Water from lunar sources, Near Earth Asteroids or Martian moons is thought to be relatively cheap and simple to extract, and gives adequate performance for many manufacturing and material shipping purposes. Separation of water into hydrogen and oxygen can be easily performed in small scale, but some scientists  believe that this will not be performed on any large scale initially due to the large quantity of equipment and electrical energy needed to split water and liquify the resultant gases. Water used in steam rockets gives a specific impulse of about 190 seconds; less than half that of hydrogen/oxygen, but this is adequate for delta-v's that are found between Mars and Earth. Water is useful as a radiation shield and in many chemical processes.
Ceramics made from lunar or asteroid soil can be employed for a variety of manufacturing purposes.
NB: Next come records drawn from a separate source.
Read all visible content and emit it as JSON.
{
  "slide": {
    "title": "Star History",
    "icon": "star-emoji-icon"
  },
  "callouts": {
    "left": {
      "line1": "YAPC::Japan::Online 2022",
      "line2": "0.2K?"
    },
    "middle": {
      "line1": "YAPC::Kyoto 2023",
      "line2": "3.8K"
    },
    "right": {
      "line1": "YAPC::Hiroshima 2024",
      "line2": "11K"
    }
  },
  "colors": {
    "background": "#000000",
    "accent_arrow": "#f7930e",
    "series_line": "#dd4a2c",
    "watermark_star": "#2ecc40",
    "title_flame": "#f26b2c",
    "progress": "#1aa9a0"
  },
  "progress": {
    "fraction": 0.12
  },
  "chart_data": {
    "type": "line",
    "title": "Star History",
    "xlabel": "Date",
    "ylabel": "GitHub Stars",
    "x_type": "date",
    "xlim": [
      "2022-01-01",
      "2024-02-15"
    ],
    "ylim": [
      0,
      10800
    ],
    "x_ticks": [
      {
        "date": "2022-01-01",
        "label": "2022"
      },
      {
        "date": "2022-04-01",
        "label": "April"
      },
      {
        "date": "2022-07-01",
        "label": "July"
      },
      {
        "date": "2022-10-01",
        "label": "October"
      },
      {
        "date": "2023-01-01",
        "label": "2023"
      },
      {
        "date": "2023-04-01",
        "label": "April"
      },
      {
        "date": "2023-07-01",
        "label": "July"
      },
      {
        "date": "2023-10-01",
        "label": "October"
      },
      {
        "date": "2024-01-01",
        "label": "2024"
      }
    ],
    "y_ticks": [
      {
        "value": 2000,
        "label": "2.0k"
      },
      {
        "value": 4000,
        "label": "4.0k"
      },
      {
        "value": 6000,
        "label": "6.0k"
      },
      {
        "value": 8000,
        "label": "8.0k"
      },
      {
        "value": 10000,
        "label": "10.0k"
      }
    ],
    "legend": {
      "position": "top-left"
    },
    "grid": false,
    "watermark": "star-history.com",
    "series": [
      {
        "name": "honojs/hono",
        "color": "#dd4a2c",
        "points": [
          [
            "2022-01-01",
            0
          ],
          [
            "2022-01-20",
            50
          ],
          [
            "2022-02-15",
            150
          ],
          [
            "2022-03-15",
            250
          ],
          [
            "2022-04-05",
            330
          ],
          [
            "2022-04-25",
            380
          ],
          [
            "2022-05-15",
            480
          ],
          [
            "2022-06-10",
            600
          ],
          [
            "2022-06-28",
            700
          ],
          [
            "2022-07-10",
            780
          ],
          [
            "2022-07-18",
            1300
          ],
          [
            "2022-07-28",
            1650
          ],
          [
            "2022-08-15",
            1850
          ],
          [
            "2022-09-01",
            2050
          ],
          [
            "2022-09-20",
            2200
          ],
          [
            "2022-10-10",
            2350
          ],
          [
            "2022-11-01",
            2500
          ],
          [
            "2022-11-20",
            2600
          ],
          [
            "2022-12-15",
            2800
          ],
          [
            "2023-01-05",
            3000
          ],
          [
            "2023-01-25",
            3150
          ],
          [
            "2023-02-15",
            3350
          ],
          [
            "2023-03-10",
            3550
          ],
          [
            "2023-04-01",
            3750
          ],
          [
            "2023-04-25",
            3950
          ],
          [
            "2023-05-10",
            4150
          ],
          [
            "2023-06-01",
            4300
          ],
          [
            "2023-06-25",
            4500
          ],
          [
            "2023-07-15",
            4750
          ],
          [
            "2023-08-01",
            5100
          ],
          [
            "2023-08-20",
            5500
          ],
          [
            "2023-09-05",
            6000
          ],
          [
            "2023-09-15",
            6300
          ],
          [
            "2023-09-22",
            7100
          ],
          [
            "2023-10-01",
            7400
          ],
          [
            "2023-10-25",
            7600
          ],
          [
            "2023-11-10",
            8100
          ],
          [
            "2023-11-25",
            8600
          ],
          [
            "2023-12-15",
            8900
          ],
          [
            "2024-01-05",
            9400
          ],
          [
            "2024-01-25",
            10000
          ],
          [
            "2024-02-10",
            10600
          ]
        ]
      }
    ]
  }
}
These uses include various thermal and electrical insulators, such as heat shields for payloads being delivered to the Earth's surface.
Metals can be used to assemble a variety of useful products, including sealed containers (such as tanks and pipes), mirrors for focusing sunlight, and thermal radiators. The use of metals for electrical devices would require insulators for the wires, so a flexible insulating material such as plastic or fiberglass will be needed.
A notable output of space manufacturing is expected to be solar panels. Expansive solar energy arrays can be constructed and assembled in space. As the structure does not need to support the loads that would be experienced on Earth, huge arrays can be assembled out of proportionately smaller amounts of material. The generated energy can then be used to power manufacturing facilities, habitats, spacecraft, lunar bases, and even beamed down to collectors on the Earth with microwaves.
Other possibilities for space manufacturing include propellants for spacecraft, some repair parts for spacecraft and space habitats, and, of course, larger factories. Ultimately, space manufacturing facilities can hypothetically become nearly self-sustaining, requiring only minimal imports from the Earth. The microgravity environment allows for new possibilities in construction on a massive scale, including megascale engineering. These future projects might potentially assemble space elevators, massive solar array farms, very high capacity spacecraft, and rotating habitats capable of sustaining populations of tens of thousands of people in Earth-like conditions.